I remember how excited I was to be at the Mangalore airport, accompanying my MD, Jagdish Mehta who had flown in the previous day to receive Aditya Birla. That was my first opportunity to meet him. The love, regard and respect with which the elders of the Group saw Aditya Birla were so spontaneous and forthright that I understood the values of familial bonds, tradition and the power of lineage.


It went to the credit of Aditya Birla as an individual that he radiated an infectious genuineness of purpose and demonstrated innate simplicity and frugality in his personal life.

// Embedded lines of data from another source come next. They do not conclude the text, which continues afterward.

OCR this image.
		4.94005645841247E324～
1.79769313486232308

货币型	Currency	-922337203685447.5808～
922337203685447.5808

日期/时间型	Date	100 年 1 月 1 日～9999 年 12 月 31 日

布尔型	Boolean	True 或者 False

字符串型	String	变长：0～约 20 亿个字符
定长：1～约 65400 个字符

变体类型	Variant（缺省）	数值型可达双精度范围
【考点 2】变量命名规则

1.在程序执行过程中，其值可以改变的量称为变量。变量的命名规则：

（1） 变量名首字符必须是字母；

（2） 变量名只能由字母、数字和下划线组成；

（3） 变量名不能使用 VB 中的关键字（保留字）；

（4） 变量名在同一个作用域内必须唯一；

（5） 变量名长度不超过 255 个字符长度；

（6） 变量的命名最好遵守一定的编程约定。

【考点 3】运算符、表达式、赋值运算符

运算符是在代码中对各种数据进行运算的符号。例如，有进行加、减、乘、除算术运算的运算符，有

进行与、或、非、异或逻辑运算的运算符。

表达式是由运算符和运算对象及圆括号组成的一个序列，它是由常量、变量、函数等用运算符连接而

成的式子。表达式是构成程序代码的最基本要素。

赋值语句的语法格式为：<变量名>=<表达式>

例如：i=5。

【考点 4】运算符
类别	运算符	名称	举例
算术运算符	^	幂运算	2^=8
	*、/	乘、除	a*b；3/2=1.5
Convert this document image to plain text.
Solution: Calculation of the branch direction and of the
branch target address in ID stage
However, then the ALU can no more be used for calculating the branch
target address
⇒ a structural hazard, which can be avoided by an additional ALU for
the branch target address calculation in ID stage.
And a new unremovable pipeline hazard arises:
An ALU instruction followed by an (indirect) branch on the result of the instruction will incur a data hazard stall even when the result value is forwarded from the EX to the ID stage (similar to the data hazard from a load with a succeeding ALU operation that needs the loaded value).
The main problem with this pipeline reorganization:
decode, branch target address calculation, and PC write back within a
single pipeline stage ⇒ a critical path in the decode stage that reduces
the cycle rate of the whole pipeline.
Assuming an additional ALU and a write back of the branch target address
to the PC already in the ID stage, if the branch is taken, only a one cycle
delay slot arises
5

Aditya Birla arrived in his private jet. His wife, Rajshree Birla and senior company directors accompanied him.   He immediately moved to the site and went around the extensive land, full of dust and brisk-paced site grading. He was shown around and explained the location of various facilities that would come up. The passion in his eyes and words as well as his eagerness to see the fulfilment of the dream were magnetic.


At that time, I had no inkling that he was already in the advancing stages of a complicated prostate cancer which eventually worsened and took his life, a few years later, when he was just 53 years old.


After the visit by Aditya Birla, the work at the site picked up and I got immersed in the specific tasks that I had to attend. Land acquisition, government coordination, staff recruitment and procedural compliance on legal and labour-related matters were high on my plate of deliverables.


The next couple of years were hectic and demanding. Not a bed of roses, though. I had my share of anxieties, frustrations and challenges. But amidst all of these, the learning never stopped.